Halfway through the film, as the little girl stands at the front of a bus, we hear the director's voice: "Don't look at the camera, Mina." The girl takes off the fake cast and her head scarf and announces that she is not acting any more. She quits. The director puts his heads in his hands. Various people are sent to talk to her, to no avail. She won't explain why, but she refuses to go on with the film. Since she still has a microphone attached to her clothes the director decides to follow the 'real' girl with a camera as she now tries to find her 'real' home.

Real life mirrors the film story, or vice versa. Mina makes her away across the forbidding big city, with only a few familiar landmarks as her guide. The status of women comes up frequently. When she attempts to enter a bus by the front door, for example, she is told to enter by the rear door, reserved for women. In a taxi we overhear an older man who believes in the inferiority of women.

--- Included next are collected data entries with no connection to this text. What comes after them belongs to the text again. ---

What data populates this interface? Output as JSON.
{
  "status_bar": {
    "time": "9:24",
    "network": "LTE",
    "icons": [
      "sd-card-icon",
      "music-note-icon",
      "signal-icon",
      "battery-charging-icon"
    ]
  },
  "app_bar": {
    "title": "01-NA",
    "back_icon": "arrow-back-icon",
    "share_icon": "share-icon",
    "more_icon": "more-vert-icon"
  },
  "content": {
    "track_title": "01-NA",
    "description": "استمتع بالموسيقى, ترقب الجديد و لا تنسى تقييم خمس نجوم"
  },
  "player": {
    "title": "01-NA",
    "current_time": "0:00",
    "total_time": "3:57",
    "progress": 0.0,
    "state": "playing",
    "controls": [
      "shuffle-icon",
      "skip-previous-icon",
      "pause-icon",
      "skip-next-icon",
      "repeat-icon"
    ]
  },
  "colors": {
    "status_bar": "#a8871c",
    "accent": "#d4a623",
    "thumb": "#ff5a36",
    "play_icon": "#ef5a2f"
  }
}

An old woman, whose son and daughter-in-law want to place her in a nursing home, sits on a bench and stares into space. It is to her that Mina confides her reasons for quitting: that if her friends see her with a cast on her arm they'll think she's clumsy, that the film script puts her in the first grade when she's actually in the second, that the film makes her look like a nagger and a crybaby and that she hates the scarf she has to wear on her head.

In the end, by one means and another, Mina reaches home. The director, through the man who originally put the little girl in touch with the filmmakers, makes one final appeal to get the young actress to reconsider. No, she won't do it. Now bareheaded, she decisively closes the door to her house.

The film is impervious to censorship. Who could object to a simple and undeniably moving story about a girl who quits a film in the middle of shooting and finds her own way home? But, looked at from another point of view, a film about someone who says, in effect, "I reject this role. No, no, no. No matter what you say, I refuse," has considerable implications. It says something about the girl, about all those who try to persuade her to change her mind and about the society.